Moving on to 1996. I had joined a bunch of friends and we had started our own consulting firm. We were driving hard to grow a sustainable and credible competitor to number one in our industry, McKinsey & Co [where I worked for 6 years from 1987 to 1993]. I was travelling all over the place and working every hour a man could muster. I remember flying into Zurich from Athens to have lunch with one of my Swiss Bank Corporation clients. I was wearing the London uniform of the day - a grey pin stripe suit. Heinz says to me, "You look like shit. Your face is the colour of your suit". That comment set my resolve to keep driving hard at what we were doing so I could get to a point where I could stop and enjoy the fruits. As for sporting activity, no cycling as nobody in their right mind becomes a keen cyclist in England weather. [I played golf instead].

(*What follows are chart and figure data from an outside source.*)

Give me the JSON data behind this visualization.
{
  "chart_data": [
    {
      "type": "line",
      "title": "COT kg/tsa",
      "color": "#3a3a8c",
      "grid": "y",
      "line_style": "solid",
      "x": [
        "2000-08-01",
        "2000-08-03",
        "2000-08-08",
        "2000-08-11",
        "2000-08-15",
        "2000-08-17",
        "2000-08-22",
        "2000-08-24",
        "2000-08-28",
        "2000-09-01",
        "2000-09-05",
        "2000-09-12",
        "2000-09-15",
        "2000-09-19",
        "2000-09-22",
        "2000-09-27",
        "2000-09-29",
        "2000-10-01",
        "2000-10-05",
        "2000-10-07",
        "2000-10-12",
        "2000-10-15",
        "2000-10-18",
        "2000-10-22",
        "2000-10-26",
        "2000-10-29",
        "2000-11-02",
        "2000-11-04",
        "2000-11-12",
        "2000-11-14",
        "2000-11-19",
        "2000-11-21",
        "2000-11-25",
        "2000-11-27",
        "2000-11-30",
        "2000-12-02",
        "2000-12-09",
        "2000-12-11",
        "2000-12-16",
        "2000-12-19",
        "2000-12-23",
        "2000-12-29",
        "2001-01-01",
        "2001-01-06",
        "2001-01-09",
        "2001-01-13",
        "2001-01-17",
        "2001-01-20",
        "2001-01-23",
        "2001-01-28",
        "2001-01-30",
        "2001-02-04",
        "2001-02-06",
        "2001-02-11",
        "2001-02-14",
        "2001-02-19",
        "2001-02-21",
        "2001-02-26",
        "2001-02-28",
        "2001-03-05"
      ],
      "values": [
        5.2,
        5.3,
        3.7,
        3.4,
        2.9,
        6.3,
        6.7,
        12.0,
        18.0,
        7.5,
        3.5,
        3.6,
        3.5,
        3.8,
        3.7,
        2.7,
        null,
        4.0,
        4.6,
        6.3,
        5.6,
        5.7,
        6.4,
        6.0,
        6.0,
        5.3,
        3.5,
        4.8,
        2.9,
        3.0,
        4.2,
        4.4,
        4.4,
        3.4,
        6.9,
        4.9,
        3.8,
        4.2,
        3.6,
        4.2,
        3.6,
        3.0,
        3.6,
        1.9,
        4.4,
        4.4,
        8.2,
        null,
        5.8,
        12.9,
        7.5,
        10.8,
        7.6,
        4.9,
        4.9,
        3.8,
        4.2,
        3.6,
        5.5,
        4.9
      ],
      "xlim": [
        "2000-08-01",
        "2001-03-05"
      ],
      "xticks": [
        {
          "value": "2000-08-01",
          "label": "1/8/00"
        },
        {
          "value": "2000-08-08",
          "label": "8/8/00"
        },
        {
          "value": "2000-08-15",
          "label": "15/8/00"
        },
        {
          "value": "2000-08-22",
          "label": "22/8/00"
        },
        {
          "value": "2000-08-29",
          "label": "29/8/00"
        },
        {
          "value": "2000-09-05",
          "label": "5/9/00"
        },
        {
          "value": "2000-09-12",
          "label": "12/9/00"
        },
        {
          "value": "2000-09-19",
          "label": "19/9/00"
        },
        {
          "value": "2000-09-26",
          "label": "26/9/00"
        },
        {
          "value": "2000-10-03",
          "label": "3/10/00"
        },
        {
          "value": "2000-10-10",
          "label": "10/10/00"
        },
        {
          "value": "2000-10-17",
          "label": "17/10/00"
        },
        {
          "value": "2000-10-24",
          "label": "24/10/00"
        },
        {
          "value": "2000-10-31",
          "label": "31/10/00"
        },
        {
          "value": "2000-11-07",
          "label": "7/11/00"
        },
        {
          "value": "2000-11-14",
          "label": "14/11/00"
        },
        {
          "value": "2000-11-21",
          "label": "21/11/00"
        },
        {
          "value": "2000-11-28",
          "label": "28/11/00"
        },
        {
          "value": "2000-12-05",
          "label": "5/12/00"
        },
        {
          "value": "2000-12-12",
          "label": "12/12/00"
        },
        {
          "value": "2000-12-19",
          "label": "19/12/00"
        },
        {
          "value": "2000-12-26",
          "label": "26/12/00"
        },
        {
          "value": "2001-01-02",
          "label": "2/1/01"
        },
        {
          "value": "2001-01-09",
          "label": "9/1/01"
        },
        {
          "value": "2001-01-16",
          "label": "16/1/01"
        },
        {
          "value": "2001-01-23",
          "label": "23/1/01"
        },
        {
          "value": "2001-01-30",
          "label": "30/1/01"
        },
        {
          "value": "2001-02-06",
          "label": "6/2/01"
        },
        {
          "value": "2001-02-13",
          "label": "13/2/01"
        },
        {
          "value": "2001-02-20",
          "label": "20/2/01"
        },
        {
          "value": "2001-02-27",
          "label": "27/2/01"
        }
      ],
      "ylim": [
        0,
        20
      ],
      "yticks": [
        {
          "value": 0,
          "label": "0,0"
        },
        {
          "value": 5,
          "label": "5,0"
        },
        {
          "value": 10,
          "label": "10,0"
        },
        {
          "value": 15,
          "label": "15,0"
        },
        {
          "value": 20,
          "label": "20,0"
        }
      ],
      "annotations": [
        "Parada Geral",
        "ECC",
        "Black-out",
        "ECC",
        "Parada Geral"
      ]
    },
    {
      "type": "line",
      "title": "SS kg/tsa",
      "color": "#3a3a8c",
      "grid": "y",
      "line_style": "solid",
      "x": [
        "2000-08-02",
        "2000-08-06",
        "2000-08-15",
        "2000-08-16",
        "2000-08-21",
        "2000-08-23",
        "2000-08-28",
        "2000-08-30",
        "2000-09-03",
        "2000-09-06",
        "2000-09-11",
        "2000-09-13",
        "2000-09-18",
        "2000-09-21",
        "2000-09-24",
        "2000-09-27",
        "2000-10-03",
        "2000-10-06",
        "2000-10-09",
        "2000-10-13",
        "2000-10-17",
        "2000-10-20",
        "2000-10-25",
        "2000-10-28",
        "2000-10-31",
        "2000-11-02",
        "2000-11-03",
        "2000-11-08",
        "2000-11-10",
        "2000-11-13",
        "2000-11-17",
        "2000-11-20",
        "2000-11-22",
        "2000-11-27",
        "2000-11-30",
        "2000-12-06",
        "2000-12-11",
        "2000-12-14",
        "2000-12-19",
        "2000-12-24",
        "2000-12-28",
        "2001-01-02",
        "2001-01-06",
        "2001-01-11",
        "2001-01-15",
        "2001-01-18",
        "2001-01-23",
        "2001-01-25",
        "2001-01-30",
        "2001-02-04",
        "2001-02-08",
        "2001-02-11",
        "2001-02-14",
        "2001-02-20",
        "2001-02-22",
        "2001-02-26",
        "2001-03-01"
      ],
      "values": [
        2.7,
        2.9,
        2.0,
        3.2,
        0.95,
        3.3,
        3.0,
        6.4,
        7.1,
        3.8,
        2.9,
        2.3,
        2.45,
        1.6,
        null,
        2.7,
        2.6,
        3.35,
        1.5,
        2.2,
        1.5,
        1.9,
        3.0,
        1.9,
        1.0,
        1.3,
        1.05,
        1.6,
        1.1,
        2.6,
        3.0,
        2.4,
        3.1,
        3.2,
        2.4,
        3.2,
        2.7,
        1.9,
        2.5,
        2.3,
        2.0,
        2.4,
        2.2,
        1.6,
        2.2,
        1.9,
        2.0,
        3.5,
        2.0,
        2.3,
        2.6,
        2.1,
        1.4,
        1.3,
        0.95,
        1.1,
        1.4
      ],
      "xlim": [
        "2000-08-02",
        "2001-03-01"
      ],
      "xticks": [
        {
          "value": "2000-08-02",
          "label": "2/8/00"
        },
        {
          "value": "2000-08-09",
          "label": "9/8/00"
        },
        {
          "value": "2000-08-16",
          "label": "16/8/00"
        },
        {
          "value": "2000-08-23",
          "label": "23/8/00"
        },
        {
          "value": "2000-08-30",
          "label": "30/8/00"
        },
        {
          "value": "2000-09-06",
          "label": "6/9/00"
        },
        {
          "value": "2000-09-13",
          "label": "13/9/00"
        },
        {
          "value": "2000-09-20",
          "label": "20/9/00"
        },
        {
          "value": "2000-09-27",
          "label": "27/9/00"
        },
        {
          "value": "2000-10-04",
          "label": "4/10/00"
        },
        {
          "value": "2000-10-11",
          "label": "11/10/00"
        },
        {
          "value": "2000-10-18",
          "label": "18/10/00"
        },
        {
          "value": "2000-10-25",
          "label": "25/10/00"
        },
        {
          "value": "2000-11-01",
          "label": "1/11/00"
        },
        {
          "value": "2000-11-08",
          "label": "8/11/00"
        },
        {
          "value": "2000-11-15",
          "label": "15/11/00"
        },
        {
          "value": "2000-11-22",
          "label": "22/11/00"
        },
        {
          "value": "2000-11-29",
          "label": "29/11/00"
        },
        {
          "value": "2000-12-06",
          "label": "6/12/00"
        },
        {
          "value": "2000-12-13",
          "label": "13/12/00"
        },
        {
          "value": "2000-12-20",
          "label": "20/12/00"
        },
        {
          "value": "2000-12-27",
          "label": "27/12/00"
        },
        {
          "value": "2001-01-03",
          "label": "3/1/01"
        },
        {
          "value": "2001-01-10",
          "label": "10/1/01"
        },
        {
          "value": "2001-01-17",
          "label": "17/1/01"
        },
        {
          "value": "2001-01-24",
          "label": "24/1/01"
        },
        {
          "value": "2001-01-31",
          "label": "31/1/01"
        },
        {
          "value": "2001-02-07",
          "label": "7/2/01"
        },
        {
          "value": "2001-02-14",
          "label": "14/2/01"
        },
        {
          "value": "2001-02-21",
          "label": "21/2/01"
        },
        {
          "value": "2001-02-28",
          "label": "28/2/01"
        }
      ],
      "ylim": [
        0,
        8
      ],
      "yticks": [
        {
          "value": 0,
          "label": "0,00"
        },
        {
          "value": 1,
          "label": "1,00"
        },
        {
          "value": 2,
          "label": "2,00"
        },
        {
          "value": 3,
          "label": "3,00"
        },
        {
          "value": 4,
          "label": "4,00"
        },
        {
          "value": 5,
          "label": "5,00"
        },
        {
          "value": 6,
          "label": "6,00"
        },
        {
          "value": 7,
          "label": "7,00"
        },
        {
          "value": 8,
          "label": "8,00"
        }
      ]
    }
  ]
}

2006 finds me in Australia. The business is sold and I am now not working for anybody. It was a big and a challenging year. I had started riding Audax randonneuring events, many with my friend Karen over here who I met sometime in 2002 after my first cycle ride across Australia. We rode the Alpine Classic in January - the jersey is the first one in that array of jerseys you see. The mountain on that jersey is Mt Buffalo. When we reached Bright with 70 kms to go (up that mountain) the temperature was 42C. I remember well the crowds lining the streets when I got back into Porepunkah and Bright - they were cheering madly. I made it with 20 minutes to spare and was one of only 35% to finish. Nowadays the riders are stopped in Bright if the temperature is above 38C. This was a big cycling year as I was preparing to ride the pinnacle of Audax riding - the Paris Brest Paris 1200 km event - you will see the jerseys on the wall. In this year, I rode 12,000 kms including riding across Australia for the 3rd time from Darwin to Adelaide. 2006 was also the year that Lesley and I separated. And On June 21, 2006, my decision to leave South Africa was vindicated when my children's grandmother was murdered in her Cape Town home (aged 94). Rest in Peace Granny.
Here we are in 2016. In between these years, I have added another 4 trips across Australia. In all, two on the bicycle on the right (Giant road bike) and five on the folding bike on the left (Bike Friday). That is nothing compared to my friend Peter Shaw in the back there who cycled all around Australia in 2013 starting in Cairns and riding with Cycle Across Oz to Melbourne and then doing the last leg back to Cairns supported by his wife Jan. Back to the now, I am quite overwhelmed by the fact that you are all here [almost all of whom I have got to know in the last 10 years = the price of moving country a few times]. It is fabulous to see my two sons here. I thank you all for coming along to celebrate my journey. And I give all my thanks to Lorraine and to Richard for all the work they put in to put this together.